NIGMS plans to award three grants in Fiscal Year 2014 to investigators who will delve into the wealth of data being generated by the genome sequencing community to develop new methods and approaches for discovering these natural products, which serve as defensive and signaling molecules and could be used as antibacterial and anticancer drugs.
The hope is that sequencing data will speed up the current discovery process for natural products, which uses a "grind and find" method that involves phenotypic screening of cultivable organisms and has "intrinsic limitations," according to NIGMS.
Although around 75 percent of antibacterial and anticancer drugs are natural products or are inspired by natural products, recent studies have suggested that less than 1 percent of bacteria and fungi can be cultivated, hinting that the current approach "has barely tapped into the potential pool of encoded products," NIGMS said.

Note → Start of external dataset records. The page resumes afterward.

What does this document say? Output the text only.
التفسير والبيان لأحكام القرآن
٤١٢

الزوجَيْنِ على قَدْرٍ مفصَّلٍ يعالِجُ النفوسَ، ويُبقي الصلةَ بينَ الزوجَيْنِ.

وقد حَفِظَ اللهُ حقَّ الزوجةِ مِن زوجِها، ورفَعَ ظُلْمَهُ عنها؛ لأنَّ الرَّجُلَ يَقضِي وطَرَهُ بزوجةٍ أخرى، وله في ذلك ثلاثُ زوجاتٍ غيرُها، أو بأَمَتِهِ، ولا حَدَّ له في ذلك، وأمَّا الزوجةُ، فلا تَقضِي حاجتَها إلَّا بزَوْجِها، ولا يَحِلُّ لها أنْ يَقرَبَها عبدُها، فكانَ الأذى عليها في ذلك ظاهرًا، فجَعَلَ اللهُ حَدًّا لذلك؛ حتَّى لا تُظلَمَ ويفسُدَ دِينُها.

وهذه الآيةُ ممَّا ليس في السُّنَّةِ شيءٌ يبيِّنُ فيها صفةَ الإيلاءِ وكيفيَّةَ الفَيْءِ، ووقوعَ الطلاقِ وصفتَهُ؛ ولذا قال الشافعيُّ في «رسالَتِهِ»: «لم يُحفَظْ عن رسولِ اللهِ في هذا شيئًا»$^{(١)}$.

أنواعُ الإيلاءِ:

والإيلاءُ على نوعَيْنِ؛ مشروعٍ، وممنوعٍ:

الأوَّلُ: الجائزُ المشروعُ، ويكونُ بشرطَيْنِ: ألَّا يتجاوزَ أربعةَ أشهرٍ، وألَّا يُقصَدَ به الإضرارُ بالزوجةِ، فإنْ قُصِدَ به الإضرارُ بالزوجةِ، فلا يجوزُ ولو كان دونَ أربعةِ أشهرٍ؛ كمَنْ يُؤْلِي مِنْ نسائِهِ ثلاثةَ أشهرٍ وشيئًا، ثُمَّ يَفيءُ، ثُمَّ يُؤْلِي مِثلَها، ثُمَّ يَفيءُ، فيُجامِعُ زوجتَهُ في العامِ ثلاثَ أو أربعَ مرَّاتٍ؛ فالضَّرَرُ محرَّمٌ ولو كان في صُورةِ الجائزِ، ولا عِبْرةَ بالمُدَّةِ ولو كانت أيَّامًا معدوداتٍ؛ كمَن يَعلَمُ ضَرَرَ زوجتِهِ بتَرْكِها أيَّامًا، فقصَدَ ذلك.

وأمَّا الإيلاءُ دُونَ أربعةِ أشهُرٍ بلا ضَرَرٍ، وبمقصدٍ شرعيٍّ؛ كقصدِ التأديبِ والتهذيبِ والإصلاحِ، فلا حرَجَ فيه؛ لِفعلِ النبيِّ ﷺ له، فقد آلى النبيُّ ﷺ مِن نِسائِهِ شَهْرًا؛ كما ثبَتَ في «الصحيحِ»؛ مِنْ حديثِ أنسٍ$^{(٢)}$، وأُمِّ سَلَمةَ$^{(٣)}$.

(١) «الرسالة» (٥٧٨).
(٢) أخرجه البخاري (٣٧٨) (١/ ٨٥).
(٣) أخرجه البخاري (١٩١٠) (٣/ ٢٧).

These grants will fund multidisciplinary teams with genomics, synthetic biology, and bioinformatics expertise who will develop high-throughput, genome-based methods for discovering natural products. The teams will also aim to overcome current technical barriers and knowledge gaps that impede the translation of genetic information into chemical information.
Investigators will seek to advance current knowledge of biosynthetic pathways, regulatory networks, and chemical scaffolds that are encoded in the genomes of natural product produces, and to develop new tools, model organisms, and chemical methods to support such research.
NIGMS hopes that these tools and technologies will provide novel approaches for determining quickly the potential of an organism as a natural products producer.
Specifically, these teams may seek to develop molecular biology and bioinformatics toolboxes for designing and assembling biosynthetic operons; develop model organisms for producing natural products; identify and characterize transcriptional and translational regulators; develop a robust set of expression production tools; develop biosynthetic pathways from uncultivable organisms in models; characterize unpredictable biosynthetic enzymes; develop high-throughput analytical methods for structural characterization of natural products; and develop bioinformatics tools for analyzing genomic and functional data and predicting natural products structures.